Methods: Contiguous sections of frozen human PCC/PGL tissue were processed using a cryotome. Frozen sections were processed for immunohistochemical (IHC) stains: PARP-1, Ki-67, SDHB, CD45, pATM, and gamma-H2AX. Digital autoradiography using phosphorimaging was used for quantitative analysis and producing digital images. KX-1 uptake was quantitatively measured using ImageJ. IHC stained slides were scanned and digitized prior to analysis in QuPath for percent positive and H-score. Univariable linear regression was performed to assess the association between KX-1 specific binding and IHC, assessed by H-score or percent positive cells. Subset analysis was performed by SDHx status (Wildtype vs. SDHx), tissue type (PCC vs. PGL), and disease progression (metastatic vs. nonmetastatic).
Results: A total of 45 samples were included in the study, comprising 6 normal adrenals and 39 tumors (12 PGL and 27 PCC). Of the 45 samples, 9 had an SDHx mutation (SDHA: 1, SDHB: 5, SDHC: 1, SDHD: 2). On univariable linear regression, there were no DNA damage repair biomarkers significantly associated with KX-1 expression by both H-score and percent positive cells. When subset by SDHx status, CD45, a marker of immune cells, was significantly associated (p=0.018) with KX-1 in patients with SDHx pathogenic variants, but not in wildtype patients (p=0.316). When stratified for disease progression, SDHB staining by IHC was negatively correlated with KX-1 specific binding in patients with nonmetastatic disease (p=0.013) but not in patients with metastatic disease (p=0.939).

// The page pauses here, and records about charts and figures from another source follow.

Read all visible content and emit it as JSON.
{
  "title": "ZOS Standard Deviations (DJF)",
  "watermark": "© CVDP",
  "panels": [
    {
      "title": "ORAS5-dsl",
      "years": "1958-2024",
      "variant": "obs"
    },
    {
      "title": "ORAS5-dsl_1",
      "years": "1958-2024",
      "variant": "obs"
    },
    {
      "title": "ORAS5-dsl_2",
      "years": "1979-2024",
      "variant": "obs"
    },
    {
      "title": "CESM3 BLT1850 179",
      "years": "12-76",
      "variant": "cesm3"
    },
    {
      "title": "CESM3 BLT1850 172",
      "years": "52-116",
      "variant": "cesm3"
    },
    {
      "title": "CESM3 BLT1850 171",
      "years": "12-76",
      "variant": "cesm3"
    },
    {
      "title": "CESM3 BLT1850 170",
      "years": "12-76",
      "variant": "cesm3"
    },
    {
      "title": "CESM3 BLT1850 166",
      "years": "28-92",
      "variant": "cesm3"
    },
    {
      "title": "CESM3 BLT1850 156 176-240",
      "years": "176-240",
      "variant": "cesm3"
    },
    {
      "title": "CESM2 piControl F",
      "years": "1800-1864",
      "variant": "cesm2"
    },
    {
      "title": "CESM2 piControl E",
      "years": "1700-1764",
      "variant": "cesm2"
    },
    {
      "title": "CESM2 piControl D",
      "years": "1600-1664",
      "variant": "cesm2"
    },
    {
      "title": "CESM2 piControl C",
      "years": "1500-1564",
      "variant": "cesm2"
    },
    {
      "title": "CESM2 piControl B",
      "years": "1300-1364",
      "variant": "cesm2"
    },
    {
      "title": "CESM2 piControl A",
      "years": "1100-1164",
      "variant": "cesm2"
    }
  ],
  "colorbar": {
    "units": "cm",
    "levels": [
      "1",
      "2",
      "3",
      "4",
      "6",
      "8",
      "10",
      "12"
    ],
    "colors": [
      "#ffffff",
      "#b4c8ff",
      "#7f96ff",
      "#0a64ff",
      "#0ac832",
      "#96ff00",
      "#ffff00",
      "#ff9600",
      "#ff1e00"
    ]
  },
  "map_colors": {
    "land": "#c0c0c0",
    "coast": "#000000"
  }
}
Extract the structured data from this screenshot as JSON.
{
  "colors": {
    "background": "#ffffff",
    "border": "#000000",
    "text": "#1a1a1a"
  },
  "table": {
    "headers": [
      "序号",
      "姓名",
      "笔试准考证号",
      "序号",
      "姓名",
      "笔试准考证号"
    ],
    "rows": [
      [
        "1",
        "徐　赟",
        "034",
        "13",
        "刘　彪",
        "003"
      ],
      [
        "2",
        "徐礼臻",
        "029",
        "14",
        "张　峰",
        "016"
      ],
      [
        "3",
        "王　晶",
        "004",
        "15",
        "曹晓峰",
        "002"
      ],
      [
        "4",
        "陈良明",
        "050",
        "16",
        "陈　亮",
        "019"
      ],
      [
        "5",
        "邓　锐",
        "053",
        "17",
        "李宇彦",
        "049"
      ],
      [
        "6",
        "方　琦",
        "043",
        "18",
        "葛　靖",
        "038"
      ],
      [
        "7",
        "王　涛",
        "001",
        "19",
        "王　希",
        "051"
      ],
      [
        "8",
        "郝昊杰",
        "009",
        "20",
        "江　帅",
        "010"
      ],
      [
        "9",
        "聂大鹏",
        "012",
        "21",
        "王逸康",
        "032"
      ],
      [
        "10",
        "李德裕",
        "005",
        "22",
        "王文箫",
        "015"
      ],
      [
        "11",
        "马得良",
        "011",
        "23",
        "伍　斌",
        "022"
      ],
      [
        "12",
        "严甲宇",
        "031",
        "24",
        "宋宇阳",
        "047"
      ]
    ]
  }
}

Conclusion: We found that rates of PARP binding measured by KX-1 assay differed based on SDHx germline status and metastatic disease status. Rates of KX-1 expression appear to correlate with CD45, a marker of immune cells, and expression of SDHB. These data suggest that immune cell infiltrates may impact rates of PARP binding and therefore may potentially modulate responses to PARP inhibitor therapies.